While XR technologies hold significant potential to augment and enhance multiple aspects of US military operations, many factors must be considered, especially in the prolonged use-cases of most military applications. Among them are XR display platforms, visualization techniques, supporting algorithms (e.g., for accurate presentation of virtual information overlaid on the physical world), and operational considerations such as reliability and size, weight, power, cost (SWaP-C). For example, a solution with a poor field of view (FOV) may compromise Warfighter safety, result in disorientation and compromised mission readiness, or even contribute to short-term or long-term health risks. Therefore, a disciplined research approach is required to identify applicable XR hardware and software to support candidate Warfighter operations.

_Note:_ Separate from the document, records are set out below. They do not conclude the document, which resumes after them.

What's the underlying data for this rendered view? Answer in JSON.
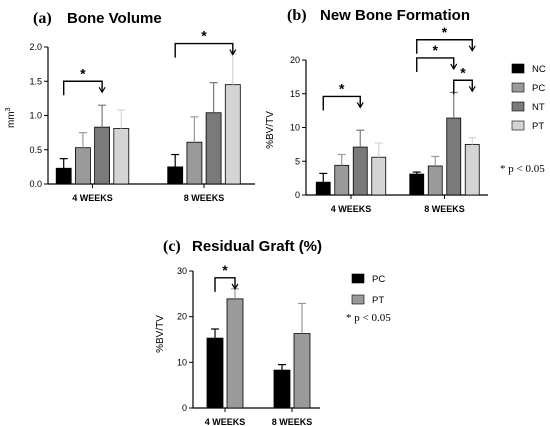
{
  "chart_data": [
    {
      "type": "bar",
      "letter": "(a)",
      "title": "Bone Volume",
      "ylabel": "mm",
      "ylabel_sup": "3",
      "ylim": [
        0,
        2.0
      ],
      "yticks": [
        "0.0",
        "0.5",
        "1.0",
        "1.5",
        "2.0"
      ],
      "yticks_values": [
        0,
        0.5,
        1.0,
        1.5,
        2.0
      ],
      "categories": [
        "4 WEEKS",
        "8 WEEKS"
      ],
      "series": [
        {
          "name": "NC",
          "color": "#000000",
          "values": [
            0.23,
            0.25
          ],
          "errors": [
            0.14,
            0.18
          ]
        },
        {
          "name": "PC",
          "color": "#9a9a9a",
          "values": [
            0.53,
            0.61
          ],
          "errors": [
            0.22,
            0.37
          ]
        },
        {
          "name": "NT",
          "color": "#7a7a7a",
          "values": [
            0.83,
            1.04
          ],
          "errors": [
            0.32,
            0.44
          ]
        },
        {
          "name": "PT",
          "color": "#d4d4d4",
          "values": [
            0.81,
            1.45
          ],
          "errors": [
            0.27,
            0.45
          ]
        }
      ],
      "significance": [
        {
          "label": "*",
          "category": 0,
          "from": 0,
          "to": 2,
          "y": 1.5
        },
        {
          "label": "*",
          "category": 1,
          "from": 0,
          "to": 3,
          "y": 2.05
        }
      ]
    },
    {
      "type": "bar",
      "letter": "(b)",
      "title": "New Bone Formation",
      "ylabel": "%BV/TV",
      "ylim": [
        0,
        20
      ],
      "yticks": [
        "0",
        "5",
        "10",
        "15",
        "20"
      ],
      "yticks_values": [
        0,
        5,
        10,
        15,
        20
      ],
      "categories": [
        "4 WEEKS",
        "8 WEEKS"
      ],
      "series": [
        {
          "name": "NC",
          "color": "#000000",
          "values": [
            1.9,
            3.1
          ],
          "errors": [
            1.3,
            0.3
          ]
        },
        {
          "name": "PC",
          "color": "#9a9a9a",
          "values": [
            4.4,
            4.3
          ],
          "errors": [
            1.6,
            1.4
          ]
        },
        {
          "name": "NT",
          "color": "#7a7a7a",
          "values": [
            7.1,
            11.4
          ],
          "errors": [
            2.5,
            3.8
          ]
        },
        {
          "name": "PT",
          "color": "#d4d4d4",
          "values": [
            5.6,
            7.5
          ],
          "errors": [
            2.1,
            1.0
          ]
        }
      ],
      "legend": [
        "NC",
        "PC",
        "NT",
        "PT"
      ],
      "pnote": "* p < 0.05",
      "significance": [
        {
          "label": "*",
          "category": 0,
          "from": 0,
          "to": 2,
          "y": 14.6
        },
        {
          "label": "*",
          "category": 1,
          "from": 0,
          "to": 3,
          "y": 23.0
        },
        {
          "label": "*",
          "category": 1,
          "from": 0,
          "to": 2,
          "y": 20.3
        },
        {
          "label": "*",
          "category": 1,
          "from": 2,
          "to": 3,
          "y": 17.0
        }
      ]
    },
    {
      "type": "bar",
      "letter": "(c)",
      "title": "Residual Graft (%)",
      "ylabel": "%BV/TV",
      "ylim": [
        0,
        30
      ],
      "yticks": [
        "0",
        "10",
        "20",
        "30"
      ],
      "yticks_values": [
        0,
        10,
        20,
        30
      ],
      "categories": [
        "4 WEEKS",
        "8 WEEKS"
      ],
      "series": [
        {
          "name": "PC",
          "color": "#000000",
          "values": [
            15.3,
            8.3
          ],
          "errors": [
            2.0,
            1.2
          ]
        },
        {
          "name": "PT",
          "color": "#9a9a9a",
          "values": [
            23.9,
            16.3
          ],
          "errors": [
            2.2,
            6.6
          ]
        }
      ],
      "legend": [
        "PC",
        "PT"
      ],
      "pnote": "* p < 0.05",
      "significance": [
        {
          "label": "*",
          "category": 0,
          "from": 0,
          "to": 1,
          "y": 28.5
        }
      ]
    }
  ]
}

To address this need, Charles River Analytics is conducting a trade study of XR technologies with a focus on evaluating candidate commercial off-the shelf (COTS) devices for military applications. To date, we have evaluated a mix of COTS devices, including 40+ XR wearable viewing peripheral (primarily head-mounted displays) and 30+ XR interaction peripherals. Based on preliminary results, we conducted a strengths, weakness, opportunities, and threats (SWOT) analysis focused initially on the application of wearable augmented reality technology in the US military. With this tool, we intend to guide R&D investments and efforts based on the evolving and typically fragmented hardware landscape. We will continue to evaluate soon-to-be released devices available to us through strategic partnerships within the XR industry.